Winą obarczała "złośliwą aplikację"
Współpraca policjantów z komendy przy ulicy Wilczej oraz Prokuratury Rejonowej Warszawa Śródmieście-Północ zakończyła się przedstawieniem kobiecie zarzutów za wywołanie fałszywego alarmu.
- W trakcie przesłuchania stwierdziła, że większość z tych zgłoszeń została skierowana bez jej wiedzy przez "złośliwą aplikację". Jak ustalili kryminalni podejrzana 20-latka obserwowała z odległości działania służb, reagujące na miejscu rzekomego zagrożenia - dodał policjant.
Teraz kobieta odpowie za swoje czyny przed sądem. Grozi jej do ośmiu lat pozbawienia wolności.

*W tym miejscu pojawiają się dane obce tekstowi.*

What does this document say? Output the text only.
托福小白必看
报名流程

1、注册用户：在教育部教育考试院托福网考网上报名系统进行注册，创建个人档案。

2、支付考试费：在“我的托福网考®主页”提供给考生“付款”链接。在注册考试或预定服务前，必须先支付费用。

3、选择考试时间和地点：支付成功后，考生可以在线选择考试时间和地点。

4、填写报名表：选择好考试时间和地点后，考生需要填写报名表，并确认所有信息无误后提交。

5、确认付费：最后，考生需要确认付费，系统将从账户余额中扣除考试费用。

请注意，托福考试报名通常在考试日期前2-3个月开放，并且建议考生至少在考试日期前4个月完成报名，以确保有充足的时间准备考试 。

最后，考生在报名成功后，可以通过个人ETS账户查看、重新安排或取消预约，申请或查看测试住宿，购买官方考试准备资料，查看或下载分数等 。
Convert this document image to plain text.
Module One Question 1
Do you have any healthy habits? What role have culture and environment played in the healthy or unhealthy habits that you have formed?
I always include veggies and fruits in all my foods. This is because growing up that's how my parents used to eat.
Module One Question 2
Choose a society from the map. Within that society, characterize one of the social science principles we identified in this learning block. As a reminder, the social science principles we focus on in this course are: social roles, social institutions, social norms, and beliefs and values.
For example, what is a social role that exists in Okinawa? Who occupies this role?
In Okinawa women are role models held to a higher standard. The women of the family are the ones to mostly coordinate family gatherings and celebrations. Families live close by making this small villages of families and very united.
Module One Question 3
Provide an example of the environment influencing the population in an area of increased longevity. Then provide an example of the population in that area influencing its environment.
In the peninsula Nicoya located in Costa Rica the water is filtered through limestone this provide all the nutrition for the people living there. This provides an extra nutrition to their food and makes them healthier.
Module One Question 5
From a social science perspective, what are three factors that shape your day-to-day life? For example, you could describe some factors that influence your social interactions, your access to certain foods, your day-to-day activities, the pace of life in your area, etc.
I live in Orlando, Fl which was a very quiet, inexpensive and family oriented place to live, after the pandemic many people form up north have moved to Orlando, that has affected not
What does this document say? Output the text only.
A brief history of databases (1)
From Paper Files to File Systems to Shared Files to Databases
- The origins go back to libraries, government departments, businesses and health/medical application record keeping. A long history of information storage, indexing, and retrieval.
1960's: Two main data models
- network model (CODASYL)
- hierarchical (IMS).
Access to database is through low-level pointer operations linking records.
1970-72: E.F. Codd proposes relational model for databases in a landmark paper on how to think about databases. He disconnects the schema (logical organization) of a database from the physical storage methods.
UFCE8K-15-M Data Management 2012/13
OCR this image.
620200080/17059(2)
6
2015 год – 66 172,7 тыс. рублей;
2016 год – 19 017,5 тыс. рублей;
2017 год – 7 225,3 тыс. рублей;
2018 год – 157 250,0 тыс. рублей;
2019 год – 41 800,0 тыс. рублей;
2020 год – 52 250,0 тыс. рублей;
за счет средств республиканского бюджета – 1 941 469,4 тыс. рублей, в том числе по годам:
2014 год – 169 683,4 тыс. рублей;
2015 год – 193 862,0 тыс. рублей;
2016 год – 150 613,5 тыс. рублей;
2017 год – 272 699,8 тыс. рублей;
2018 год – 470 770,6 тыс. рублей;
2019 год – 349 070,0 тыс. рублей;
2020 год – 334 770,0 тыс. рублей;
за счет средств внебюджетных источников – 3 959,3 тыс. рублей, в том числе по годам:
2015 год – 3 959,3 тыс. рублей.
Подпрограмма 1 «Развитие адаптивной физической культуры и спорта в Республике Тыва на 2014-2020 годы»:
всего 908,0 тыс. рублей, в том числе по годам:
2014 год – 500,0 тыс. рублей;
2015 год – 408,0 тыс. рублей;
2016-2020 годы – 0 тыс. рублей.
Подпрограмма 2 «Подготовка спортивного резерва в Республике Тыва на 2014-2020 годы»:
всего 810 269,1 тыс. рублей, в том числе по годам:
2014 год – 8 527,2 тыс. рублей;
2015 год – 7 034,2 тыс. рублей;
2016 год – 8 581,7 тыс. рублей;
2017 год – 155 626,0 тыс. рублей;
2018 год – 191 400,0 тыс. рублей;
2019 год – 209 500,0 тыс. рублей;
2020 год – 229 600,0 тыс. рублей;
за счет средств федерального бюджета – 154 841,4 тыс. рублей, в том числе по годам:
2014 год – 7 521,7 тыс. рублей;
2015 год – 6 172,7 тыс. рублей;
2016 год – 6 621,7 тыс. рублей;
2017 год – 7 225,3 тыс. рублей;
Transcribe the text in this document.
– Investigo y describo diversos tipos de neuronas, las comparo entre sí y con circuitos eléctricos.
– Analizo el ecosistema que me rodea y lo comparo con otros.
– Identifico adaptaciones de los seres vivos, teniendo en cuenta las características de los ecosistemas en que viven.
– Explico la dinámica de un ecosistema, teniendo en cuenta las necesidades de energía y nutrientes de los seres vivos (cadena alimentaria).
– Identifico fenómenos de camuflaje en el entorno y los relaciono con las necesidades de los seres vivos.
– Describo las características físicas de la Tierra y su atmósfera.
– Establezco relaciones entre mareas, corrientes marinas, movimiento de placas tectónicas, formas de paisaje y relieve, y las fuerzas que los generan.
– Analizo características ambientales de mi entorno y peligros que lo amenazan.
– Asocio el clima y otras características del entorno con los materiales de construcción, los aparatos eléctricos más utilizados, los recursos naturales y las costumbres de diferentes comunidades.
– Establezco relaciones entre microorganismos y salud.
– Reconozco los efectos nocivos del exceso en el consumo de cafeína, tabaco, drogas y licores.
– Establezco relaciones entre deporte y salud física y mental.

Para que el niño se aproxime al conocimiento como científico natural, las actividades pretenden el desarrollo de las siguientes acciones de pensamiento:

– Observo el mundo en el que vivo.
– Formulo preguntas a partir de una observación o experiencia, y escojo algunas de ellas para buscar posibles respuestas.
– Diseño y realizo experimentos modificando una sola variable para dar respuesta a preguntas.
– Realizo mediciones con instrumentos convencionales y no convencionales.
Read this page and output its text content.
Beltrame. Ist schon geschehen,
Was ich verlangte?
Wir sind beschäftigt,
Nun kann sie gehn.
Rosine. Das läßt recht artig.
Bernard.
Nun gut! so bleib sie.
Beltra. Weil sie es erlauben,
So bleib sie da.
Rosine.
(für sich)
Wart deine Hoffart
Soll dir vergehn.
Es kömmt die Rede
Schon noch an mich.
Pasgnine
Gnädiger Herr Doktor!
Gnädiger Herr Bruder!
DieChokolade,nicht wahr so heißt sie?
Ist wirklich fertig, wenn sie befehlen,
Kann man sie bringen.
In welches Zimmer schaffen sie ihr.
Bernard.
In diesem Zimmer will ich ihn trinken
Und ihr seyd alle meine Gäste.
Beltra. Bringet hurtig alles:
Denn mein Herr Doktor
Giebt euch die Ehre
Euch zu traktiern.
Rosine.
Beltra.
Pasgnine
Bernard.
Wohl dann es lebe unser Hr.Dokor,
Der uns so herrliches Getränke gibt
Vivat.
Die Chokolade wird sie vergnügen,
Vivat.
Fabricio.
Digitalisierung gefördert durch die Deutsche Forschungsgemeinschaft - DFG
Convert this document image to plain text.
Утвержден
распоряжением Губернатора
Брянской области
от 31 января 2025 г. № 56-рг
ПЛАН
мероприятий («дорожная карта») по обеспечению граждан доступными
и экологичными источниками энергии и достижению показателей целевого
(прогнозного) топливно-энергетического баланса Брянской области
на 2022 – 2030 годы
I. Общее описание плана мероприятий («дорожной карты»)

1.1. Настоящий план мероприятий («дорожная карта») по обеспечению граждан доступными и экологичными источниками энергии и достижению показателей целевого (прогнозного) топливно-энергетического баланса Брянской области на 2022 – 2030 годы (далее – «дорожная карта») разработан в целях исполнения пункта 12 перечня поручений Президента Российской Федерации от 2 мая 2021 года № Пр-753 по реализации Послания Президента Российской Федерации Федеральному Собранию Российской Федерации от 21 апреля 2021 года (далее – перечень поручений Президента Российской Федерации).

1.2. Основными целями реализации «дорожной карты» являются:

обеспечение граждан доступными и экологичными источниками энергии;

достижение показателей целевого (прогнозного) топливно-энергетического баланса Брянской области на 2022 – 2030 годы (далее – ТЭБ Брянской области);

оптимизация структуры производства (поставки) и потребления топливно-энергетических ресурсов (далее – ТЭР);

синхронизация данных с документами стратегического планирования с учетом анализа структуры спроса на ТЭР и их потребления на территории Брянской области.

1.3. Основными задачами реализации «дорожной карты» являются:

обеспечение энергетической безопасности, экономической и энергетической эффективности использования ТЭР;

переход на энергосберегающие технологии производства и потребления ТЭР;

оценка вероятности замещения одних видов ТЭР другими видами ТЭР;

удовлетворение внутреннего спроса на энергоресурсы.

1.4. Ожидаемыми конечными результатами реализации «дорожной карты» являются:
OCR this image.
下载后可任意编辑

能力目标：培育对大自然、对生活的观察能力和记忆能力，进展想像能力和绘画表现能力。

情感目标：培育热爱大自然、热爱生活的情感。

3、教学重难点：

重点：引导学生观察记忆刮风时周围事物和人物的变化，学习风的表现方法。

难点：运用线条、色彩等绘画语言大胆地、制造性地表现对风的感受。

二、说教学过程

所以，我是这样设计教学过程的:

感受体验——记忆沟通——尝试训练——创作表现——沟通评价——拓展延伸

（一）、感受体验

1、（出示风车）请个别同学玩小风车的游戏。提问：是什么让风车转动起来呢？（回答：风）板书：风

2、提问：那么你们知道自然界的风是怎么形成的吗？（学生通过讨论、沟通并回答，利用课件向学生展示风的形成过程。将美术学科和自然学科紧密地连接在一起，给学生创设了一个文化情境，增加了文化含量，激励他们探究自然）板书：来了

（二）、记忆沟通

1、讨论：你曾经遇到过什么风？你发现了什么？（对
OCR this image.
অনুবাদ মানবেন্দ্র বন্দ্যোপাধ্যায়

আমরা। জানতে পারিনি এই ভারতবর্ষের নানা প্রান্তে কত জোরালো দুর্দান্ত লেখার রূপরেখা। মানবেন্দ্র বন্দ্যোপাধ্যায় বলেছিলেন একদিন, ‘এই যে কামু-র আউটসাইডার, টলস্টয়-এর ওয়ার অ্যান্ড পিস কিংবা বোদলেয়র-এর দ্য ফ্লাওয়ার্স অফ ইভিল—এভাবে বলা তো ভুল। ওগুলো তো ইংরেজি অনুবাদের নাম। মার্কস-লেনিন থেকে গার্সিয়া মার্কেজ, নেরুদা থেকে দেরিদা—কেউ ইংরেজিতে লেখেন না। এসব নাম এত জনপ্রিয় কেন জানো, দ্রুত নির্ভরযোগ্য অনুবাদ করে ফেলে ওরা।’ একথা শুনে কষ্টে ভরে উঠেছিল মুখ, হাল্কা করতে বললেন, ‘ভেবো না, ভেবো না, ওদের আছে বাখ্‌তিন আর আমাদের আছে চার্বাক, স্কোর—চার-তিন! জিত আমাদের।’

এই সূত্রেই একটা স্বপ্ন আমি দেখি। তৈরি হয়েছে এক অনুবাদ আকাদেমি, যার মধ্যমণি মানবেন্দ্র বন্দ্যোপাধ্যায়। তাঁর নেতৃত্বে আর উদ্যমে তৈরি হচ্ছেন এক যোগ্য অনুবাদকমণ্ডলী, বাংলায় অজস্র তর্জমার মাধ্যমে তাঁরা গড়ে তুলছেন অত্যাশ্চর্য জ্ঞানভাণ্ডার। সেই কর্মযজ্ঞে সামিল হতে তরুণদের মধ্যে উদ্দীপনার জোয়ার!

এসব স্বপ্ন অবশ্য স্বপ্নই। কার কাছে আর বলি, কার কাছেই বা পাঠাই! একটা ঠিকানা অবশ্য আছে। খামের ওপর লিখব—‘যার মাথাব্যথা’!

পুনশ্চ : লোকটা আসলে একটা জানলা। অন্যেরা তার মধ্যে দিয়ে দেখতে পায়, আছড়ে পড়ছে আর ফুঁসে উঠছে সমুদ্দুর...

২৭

- Niech ta sytuacja będzie przestrogą. Nie ma przyzwolenia na wywoływanie fałszywych alarmów i bezcelowego angażowania służb do działań. Pamiętajmy, że w każdym momencie ktoś może potrzebować prawdziwej pomocy. W takich sytuacjach liczy się każda sekunda - podkreślił rzecznik.
Postępowanie w tej sprawie nadzoruje Prokuratura Rejonowa Warszawa Śródmieście-Północ.